In a meeting July 7, board members used words such as “disgusted” and “betrayed” as they reacted to news that the district faced new financial challenges. Some suggested that if Eakins had not retired, he might now be fired.
Based on a preliminary review of the year-end numbers, chief financial officer Gretchen Saunders and first-year superintendent Addison Davis told the board they were anticipating a $50 million operating deficit. They were still studying the situation. But it appeared half of the loss came from a miscalculation in the cost of negotiated pay raises.
Board members lashed out, in part because they had been in the same spot five years earlier. Eakins’ predecessor, MaryEllen Elia, presided over a teaching reform experiment that also caused payroll costs to balloon. The reserve — which school officials call their “fund balance” — shrank by more than $200 million, which alarmed the investment community.
But since July 7, the story has changed.
On Tuesday, Saunders said she was mistaken in her initial analysis. She said the ultimate cost of pay increases was $48 million instead of the $38 million that the board had approved. That happened for a number of reasons, including the fact that the district hired about 500 additional employees.
But most of the deficit came from other causes: cutbacks in revenues totaling $34 million, and increased expenses including the need to spend $6.7 million on student laptops during the spring COVID-19 shut-down.
The district anticipates it will receive more than $50 million in federal relief funds that will replenish the reserves.
In his letter, dated July 13, Eakins explained much of the same.
Back in September, he wrote, when submitting the budget for board approval, “we were anticipating an increase in salaries and benefits of close to $50 million dollars.”
Employee benefits were getting more expensive. Schools needed more security officers. Higher teacher bonuses were planned for the state’s Best and Brightest program.
And so, in his budget, Eakins projected $1.421 billion in total salaries and benefits. The district wound up spending $1.419 billion, he wrote — almost $2 million less than he had budgeted.
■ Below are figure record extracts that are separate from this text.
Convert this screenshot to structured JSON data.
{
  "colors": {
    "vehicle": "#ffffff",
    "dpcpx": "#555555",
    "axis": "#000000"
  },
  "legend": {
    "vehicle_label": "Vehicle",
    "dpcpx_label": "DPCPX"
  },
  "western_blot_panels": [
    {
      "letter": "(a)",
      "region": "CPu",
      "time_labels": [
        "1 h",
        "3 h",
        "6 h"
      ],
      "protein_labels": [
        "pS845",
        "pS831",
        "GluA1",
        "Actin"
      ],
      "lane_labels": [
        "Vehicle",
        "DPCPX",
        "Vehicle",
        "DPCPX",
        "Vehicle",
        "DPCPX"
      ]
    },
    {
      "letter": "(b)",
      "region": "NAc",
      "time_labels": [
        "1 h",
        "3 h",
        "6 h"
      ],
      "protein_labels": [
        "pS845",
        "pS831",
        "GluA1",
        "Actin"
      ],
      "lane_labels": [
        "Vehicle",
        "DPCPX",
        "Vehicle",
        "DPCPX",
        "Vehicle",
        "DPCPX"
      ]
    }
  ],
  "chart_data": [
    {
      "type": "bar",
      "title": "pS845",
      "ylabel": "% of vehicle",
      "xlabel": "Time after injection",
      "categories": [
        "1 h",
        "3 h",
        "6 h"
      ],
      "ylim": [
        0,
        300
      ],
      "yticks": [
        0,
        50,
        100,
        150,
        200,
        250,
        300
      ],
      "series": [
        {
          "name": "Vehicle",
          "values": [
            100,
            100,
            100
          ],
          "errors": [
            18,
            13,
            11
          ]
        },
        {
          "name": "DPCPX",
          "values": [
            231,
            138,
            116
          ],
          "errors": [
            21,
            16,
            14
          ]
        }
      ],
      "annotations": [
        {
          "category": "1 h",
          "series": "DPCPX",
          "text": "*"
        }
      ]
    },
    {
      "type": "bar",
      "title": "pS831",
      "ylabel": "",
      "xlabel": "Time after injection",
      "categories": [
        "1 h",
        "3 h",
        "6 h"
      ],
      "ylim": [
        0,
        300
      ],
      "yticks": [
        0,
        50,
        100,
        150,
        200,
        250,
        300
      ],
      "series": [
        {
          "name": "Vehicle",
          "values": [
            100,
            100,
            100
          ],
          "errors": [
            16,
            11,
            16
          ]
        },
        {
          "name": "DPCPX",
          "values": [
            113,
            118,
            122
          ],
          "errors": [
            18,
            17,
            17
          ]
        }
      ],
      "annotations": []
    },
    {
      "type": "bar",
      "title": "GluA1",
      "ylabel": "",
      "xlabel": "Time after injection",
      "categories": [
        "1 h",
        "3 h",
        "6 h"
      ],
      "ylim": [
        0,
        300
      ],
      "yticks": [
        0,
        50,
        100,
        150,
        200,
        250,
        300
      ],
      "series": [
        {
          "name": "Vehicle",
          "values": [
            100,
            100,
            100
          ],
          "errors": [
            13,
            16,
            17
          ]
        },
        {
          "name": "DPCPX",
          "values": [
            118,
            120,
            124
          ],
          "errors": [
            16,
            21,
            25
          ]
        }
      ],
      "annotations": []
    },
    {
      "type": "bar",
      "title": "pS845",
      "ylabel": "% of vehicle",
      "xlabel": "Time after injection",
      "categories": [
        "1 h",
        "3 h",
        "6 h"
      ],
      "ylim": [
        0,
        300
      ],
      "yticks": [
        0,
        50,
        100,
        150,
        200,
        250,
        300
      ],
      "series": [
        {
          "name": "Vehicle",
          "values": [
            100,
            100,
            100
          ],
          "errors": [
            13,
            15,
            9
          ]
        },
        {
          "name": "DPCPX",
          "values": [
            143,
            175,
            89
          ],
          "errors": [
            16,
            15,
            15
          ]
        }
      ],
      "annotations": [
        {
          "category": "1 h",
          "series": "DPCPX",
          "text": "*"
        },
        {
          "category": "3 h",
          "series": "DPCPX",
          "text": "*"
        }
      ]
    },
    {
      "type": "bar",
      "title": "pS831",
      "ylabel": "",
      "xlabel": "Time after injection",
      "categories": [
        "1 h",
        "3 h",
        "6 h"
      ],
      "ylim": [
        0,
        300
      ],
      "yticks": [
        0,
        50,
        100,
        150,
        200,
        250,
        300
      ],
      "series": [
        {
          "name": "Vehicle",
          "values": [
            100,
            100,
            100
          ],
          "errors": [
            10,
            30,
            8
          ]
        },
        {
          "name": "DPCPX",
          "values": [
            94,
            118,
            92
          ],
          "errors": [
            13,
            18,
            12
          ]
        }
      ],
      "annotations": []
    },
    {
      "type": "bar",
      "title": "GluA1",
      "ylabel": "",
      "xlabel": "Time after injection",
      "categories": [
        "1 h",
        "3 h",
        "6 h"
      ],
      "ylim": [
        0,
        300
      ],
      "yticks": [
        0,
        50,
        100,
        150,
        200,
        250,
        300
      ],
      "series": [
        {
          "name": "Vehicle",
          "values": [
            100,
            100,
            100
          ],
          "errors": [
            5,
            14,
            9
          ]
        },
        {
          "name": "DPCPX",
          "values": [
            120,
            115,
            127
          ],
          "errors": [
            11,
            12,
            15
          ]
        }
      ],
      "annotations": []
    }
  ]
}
“If a line item is under budget, it cannot be the cause of a fund balance reduction,” he explained.
Eakins added that the coronavirus pandemic “has created a significant loss in revenue collections which also will negatively impact the final fund balance.” One example, which Saunders used on Tuesday, was that after the schools closed in March, they stopped collecting payments for school programs, such as after-hours child care. That, alone, was almost a $5 million hit.
In a text to the Times on Tuesday, Eakins also rebutted remarks by board members that the district is over-staffed, saying his administration reduced employee positions significantly during his five years in charge.
Rather than creating new jobs over the past year, Eakins said, he was working to fill vacancies and give students certified teachers instead of long-term substitutes, especially in communities with high needs. “That was factored into the projection that the board approved at the September budget hearing,” he said.
He also noted that the reserves exist for emergencies, that the pandemic is clearly an emergency, and the district was correct in spending the money even as revenues fell.
Eakins wrote in his letter that he did not watch the webcast of the July 7 meeting. But after serving the district for 31 years, including five as superintendent, he said he was concerned about his reputation after some of the board members’ remarks.
“The events of last Tuesday have certainly shaken me, my wife, my parents, former staff members and friends, many of whom have reached out to provide me their support,” Eakins wrote.
He ended on an upbeat note.
“So, as we move forward may we all remember the grace we have been shown and seek opportunities to show others the same,” Eakins wrote. “I wish you the best as you move forward during these very challenging times.”